Why the world needs Pussy Riot right now.

TEXT BRYTEHALL EDITORIAL

IMAGES @nadyariot

The NFT space can be a hive of creativity, head-turning antics, and hype. In December 2021, Nadya Tolokonnikova from Pussy Riot, a feminist punk group of Russia-based activists, dropped her ‘Drink My Blood’ NFT on social token community Friends With Benefits. Tolokonnikova’s conceptual art piece comprised a digital copy of her prison papers (acquired back in 2013 when she was imprisoned for singing a song in church) splashed with drops of her blood, a vial filled with her actual blood and a Pussy Riot song ‘Anthem’. The NFT sold for 89.69 ETH. 

 

Tolokonnikova is no stranger to creating striking work centred on digital activism. In an NFT Now podcast, she says “stepping into the NFT space made me realise that there are people with capital who care about human rights issues. It’s a great tool for building connections with people who care.”

“It’s so important for activists not to look away from new technology, and even if some things are scary, just go there and confront it.”

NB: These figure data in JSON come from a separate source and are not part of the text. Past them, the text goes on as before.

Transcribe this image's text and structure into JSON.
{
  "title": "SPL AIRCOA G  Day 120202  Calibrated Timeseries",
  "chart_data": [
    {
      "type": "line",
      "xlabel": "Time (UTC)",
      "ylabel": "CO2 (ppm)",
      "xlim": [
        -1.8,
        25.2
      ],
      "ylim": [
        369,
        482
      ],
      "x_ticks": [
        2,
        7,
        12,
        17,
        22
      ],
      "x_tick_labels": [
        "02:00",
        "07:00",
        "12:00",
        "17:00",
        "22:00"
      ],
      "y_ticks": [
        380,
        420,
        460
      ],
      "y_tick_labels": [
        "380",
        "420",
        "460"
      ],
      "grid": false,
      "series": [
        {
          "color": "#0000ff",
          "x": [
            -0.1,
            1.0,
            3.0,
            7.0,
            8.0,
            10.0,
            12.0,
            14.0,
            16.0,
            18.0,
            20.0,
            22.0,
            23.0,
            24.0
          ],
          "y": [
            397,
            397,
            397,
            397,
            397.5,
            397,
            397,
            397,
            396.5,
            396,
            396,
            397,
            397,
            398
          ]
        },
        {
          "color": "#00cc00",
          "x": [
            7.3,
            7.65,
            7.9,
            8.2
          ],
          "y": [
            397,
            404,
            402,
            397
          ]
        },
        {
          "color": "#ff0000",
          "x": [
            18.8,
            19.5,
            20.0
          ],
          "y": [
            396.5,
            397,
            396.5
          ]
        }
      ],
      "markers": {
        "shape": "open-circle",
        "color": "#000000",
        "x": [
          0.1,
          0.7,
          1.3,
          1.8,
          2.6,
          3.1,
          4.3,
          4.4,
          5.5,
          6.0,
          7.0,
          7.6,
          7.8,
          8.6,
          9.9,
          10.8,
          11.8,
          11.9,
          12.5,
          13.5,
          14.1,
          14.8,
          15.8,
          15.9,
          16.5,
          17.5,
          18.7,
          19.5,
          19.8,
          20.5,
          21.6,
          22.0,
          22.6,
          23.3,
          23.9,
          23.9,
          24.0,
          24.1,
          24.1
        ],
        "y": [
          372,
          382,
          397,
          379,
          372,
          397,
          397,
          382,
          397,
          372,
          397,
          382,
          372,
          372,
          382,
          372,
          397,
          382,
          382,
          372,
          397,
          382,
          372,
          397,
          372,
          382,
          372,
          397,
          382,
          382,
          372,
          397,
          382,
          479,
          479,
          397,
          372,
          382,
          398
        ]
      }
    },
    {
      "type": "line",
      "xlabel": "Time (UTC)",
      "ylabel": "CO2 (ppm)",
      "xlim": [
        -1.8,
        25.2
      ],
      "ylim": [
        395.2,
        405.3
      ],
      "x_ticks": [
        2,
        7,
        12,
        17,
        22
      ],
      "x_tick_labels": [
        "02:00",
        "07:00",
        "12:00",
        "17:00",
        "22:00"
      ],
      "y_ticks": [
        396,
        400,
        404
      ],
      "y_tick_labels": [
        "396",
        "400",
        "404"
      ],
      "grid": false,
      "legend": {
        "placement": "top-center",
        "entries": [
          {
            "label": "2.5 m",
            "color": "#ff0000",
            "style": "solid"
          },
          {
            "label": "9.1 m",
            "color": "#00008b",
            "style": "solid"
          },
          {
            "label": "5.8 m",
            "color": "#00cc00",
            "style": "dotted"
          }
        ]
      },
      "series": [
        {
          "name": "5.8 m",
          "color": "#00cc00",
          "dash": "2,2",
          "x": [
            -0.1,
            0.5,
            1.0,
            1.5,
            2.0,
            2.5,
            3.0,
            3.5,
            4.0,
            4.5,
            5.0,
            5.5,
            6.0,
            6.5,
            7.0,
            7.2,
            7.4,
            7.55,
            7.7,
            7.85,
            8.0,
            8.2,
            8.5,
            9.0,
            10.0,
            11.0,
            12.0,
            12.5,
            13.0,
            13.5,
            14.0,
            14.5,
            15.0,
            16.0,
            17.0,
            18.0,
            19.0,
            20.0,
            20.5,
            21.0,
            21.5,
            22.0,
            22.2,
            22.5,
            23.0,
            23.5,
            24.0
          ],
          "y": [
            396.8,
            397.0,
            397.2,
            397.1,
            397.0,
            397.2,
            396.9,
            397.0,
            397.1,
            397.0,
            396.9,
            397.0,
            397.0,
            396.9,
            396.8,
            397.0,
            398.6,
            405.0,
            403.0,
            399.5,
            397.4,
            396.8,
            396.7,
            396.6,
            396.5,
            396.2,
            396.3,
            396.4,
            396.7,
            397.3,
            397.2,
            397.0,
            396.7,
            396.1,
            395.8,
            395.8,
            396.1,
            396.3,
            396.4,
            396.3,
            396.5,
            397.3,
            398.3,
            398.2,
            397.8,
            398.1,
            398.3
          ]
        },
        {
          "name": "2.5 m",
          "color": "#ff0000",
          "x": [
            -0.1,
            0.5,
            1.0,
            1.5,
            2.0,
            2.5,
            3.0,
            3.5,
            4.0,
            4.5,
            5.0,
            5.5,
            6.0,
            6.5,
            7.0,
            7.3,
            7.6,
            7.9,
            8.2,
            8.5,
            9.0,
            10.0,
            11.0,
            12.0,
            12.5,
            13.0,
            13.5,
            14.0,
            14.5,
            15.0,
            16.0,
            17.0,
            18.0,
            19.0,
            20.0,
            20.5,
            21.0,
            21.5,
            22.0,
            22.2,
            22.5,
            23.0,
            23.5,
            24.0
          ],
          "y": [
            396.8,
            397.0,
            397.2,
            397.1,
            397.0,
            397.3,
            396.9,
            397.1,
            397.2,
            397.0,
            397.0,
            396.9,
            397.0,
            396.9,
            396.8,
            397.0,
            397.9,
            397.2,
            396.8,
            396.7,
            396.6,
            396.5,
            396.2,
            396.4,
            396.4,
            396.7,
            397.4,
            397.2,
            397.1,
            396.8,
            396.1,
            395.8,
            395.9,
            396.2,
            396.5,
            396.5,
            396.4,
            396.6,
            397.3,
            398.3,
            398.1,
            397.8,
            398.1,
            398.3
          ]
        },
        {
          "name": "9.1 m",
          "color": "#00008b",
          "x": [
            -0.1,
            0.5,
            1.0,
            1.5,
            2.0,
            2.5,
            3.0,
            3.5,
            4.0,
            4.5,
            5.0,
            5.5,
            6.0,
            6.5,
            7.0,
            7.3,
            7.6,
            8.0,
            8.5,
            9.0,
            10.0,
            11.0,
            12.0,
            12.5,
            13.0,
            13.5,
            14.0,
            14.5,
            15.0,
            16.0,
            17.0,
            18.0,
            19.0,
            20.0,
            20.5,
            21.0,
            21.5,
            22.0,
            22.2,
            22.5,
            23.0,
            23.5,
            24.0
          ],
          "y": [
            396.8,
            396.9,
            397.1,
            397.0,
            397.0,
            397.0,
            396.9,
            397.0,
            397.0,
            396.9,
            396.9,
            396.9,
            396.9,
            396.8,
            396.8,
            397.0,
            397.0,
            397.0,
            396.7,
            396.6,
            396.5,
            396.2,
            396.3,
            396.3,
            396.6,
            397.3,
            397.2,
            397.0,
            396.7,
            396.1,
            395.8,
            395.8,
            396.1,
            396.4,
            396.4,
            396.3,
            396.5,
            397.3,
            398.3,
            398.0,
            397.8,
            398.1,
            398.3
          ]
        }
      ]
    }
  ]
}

Pussy Riot was established in 2011. The group’s objective, Tolokonnikova says, is to empower women and the LGBTQ community. “The goal is to make sure all genders are treated equally and that they have equal opportunities,” she adds. 

 

Big transformations can happen when the right groups of people get together. This seems to be the case with Tolokonnikova and her band of activists who she describes as “people who think about the future a lot and also people who think about activist issues”. 

 

She continues, “NFTs came into my life through friends who like me are at the intersection of art and activism. I’m in a position to think about ethics for most of my life, and I’m in a position to make sure that we collectively don’t die from using technological tools.”

Instruments for change

In March 2021, Tolokonnikova dropped her first NFT. The piece was called ‘Panic Attack Terrestrial Paradise’, which was released on Foundation, with climate change as the central theme and sold for 100 ETH.

 

This initial success led her to take the following stance. “It’s so important for activists not to look away from new technology, and even if some things are scary, just go there and confront it,” she shares. 

 

Equally, Tolokonnikova believes that the combination of ethics and technology holds immense power, one with which “we can create a great new future”. But she also considers the counterpoint: “If we don’t apply ethics to technology then I don’t know where we will go. We might as well destroy ourselves as a species. So it’s super important for me to be in this intersection of activism and technology. This is how I learned about NFTs.”

Social power of NFTs

The notion of bringing values to the NFT space is also one she believes in. “If you bring your values to the space, there is a big chance that people will listen. My bet was to step in and do good. We sent a big portion of the sale [of my first NFT] to a shelter for victims of domestic violence in a part of southern Russia where women are still treated as furniture. In that region of the country, if you smile at strangers, you bring shame to the family. We were able to bring some of those women to Moscow and, from there, overseas because that is a safe space for them,” Tolokonnikova says. 

 

By doing so, a new, decentralised and kinder (version) of Russia is being built. “We are pretty effective in building this alternative network. That’s why I’m excited about crypto because these tools are helping us go beyond and go even bigger,” she adds. To build on this, Tolokonnikova, along with Pussy Riot, is setting up PussyVerse, an NFT platform which will promote up-and-coming female NFT artists.

 

Tolokonnikova is excited about NFTs as they “can be great instruments of change”. She poses this question in the same NFT Now podcast: what if someone who creates NFTs channels 20 [to] 30 percent of [the sale] to causes they are passionate about? “I feel this can change so much [of the world],” she says.